Nadal tiene una estatua en Roland Garros. A cada título en París, desde hace unos cuantos, le sigue un homenaje en pista a la altura de su descomunal palmarés. Los medios franceses lo ensalzan como si fuera uno de los suyos. Y lo que sorprendió el viernes es que lo convirtieran en uno de los protagonistas principales de la apertura de los Juegos. Pocos momentos de la ceremonia generaron semejante griterío en Trocadero. Aunque no encendiese el pebetero del globo del jardín de las Tullerías, suyo fue el papel estelar, recibiendo la antorcha de Zidane en el lugar central del espectáculo y llevándola hasta los Inválidos. A su lado, a su mayor gloria, lo arropaban Carl Lewis, Nadia Comaneci y Serena Williams.
Pese a la fuerza de los hechos, en España pervive una cierta actitud paleta y desconfiada, que insiste en que en Francia ven con resentimiento los éxitos de Nadal. Pero la realidad es que su historia de amor con París, cuyo desenlace está cerca de escribirse, es única en la historia del deporte.
Hace unos años circuló un vídeo viral en el que Nadal, en un interminable paseo por las instalaciones, se despedía de Roland Garros saludando a los empleados y responsables de varios departamentos. Con un cariño y una familiaridad que alimentan su imagen —infrecuente entre las estrellas— de chico educado y respetuoso. El martes, sin cámaras grabando ni postureos, los pocos periodistas que estaban en un Roland Garros todavía cerrado al público, vieron cómo Nadal completó el mismo ritual.
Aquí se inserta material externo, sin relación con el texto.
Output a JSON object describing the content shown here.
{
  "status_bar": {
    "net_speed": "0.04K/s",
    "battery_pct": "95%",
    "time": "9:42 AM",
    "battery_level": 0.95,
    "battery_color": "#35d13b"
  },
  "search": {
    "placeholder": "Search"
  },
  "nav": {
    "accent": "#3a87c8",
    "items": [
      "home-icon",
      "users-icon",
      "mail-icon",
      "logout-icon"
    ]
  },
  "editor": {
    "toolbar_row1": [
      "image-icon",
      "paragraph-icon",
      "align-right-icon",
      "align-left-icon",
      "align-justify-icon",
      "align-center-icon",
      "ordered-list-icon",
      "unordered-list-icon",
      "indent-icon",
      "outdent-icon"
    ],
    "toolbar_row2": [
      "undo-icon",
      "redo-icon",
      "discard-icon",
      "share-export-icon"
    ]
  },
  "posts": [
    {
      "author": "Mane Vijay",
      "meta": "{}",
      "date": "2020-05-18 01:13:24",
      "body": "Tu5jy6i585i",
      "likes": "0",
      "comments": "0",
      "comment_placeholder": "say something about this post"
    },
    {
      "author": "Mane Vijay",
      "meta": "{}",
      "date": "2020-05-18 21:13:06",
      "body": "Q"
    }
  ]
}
Abrazos, conversación, sonrisas, calidez. Con todos. No es por eso por lo que Nadal es una leyenda, sino por su talento, su espíritu y su autocontrol en la pista. En París, además de ganar, ganar y volver a ganar, los franceses le han visto llorar, sufrir, caer y levantarse. Y le quieren.
Parece naïf, y lo es. En ese dulce relato, Nadal decepcionó a millones de personas, sobre todo en España, cuando se convirtió en embajador del tenis de Arabia Saudí. Pero nadie había pedido para él el Nobel de la Paz. Sigue activo, lejos de su mejor versión, porque ama el deporte, a costa de dejarse dolorosas derrotas por el camino. No le demos más vueltas, disfrutemos, como los franceses, del mito.